The heart of Fate is Characters - though many mistake the (once-novel, now at least 8 years old) concept of Aspects for the game's core. Aspects are great, and they were once novel, and they changed the way I play everything. But you'll understand it better if you think of it as Characters - thus, the Fate Fractal. From the SRD:
In Fate, you can treat anything in the game world like it’s a character. Anything can have aspects, skills, stunts, stress tracks, and consequences if you need it to.
Aspects are just one piece of Characters, and a very flexible piece, but don't forget you have the whole palette of tools to choose from and get stuck using just aspects.
The brilliance of Fate Core (and therefore FAE, I'm going to stop mentioning it now) is the distillation of everything in the game down into just four actions:
- Create an Advantage
While Dungeon World provides specific moves that guide play out of the fiction, into the mechanics, and back, Fate sets general guidelines that do the same things. So one set of mechanics governs every interaction between the mechanics and the fiction, dispelling the need for the profusion of systems and subsystems that practically defined early RPGs.
So if your player says, "I want to take careful aim with my crossbow so I can be sure to hit the bad guy and not the hostage!" you take that as Creating an Advantage instead of consulting the book to find out if aiming is a free action, whether the player meets the minimum dexterity requirement, what the aim bonus for their particular crossbow is, etc. If they succeed in creating the advantage, you create the aspect You're in my sights! and proceed with play.
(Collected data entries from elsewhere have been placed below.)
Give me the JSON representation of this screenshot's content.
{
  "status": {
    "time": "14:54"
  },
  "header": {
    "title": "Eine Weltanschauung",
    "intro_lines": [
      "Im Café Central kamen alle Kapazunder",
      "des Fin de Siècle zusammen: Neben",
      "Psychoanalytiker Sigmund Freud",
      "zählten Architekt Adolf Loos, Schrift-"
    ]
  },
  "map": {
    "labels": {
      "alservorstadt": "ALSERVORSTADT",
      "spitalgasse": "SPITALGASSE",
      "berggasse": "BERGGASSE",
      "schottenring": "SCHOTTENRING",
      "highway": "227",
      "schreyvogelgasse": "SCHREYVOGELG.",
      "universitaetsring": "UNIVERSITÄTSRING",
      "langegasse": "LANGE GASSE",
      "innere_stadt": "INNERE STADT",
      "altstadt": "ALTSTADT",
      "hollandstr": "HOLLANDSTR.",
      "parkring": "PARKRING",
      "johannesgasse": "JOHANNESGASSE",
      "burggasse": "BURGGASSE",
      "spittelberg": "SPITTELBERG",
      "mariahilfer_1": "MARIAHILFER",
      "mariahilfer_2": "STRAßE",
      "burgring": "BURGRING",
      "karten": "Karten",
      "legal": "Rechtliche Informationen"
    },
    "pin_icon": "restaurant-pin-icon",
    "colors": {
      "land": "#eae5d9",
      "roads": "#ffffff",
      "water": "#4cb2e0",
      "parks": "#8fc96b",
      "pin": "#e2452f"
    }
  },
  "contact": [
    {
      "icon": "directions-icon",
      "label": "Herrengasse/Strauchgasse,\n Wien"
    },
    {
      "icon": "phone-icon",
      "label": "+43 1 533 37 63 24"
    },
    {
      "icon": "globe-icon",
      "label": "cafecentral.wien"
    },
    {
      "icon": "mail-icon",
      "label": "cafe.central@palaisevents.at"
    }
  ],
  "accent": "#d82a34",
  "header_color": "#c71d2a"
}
If you need something more complicated - the canonical example is On fire! - you can give it skills, like Burn for example, to take actions (like attacking or moving) with, and a stress track to show how far it is from being put out.
Fate isn't completely agnostic about what kind of stories it is designed to tell. What Fate seeks to model is adventure fiction - fun, exciting stories about interesting people doing risky things. And it does a great job of it.
- Neither game is hard to run or play.
- Neither is particularly expensive
- Both games are more similar to each other than to AD&D
- Both are wonderful games and I would not hesitate to use either one in the situation you describe
- If forced to choose, I would say Dungeon World - because in your instance, you have only a short time to play. If you had all summer, you might find that the broader scope of Fate allowed you to explore more genres.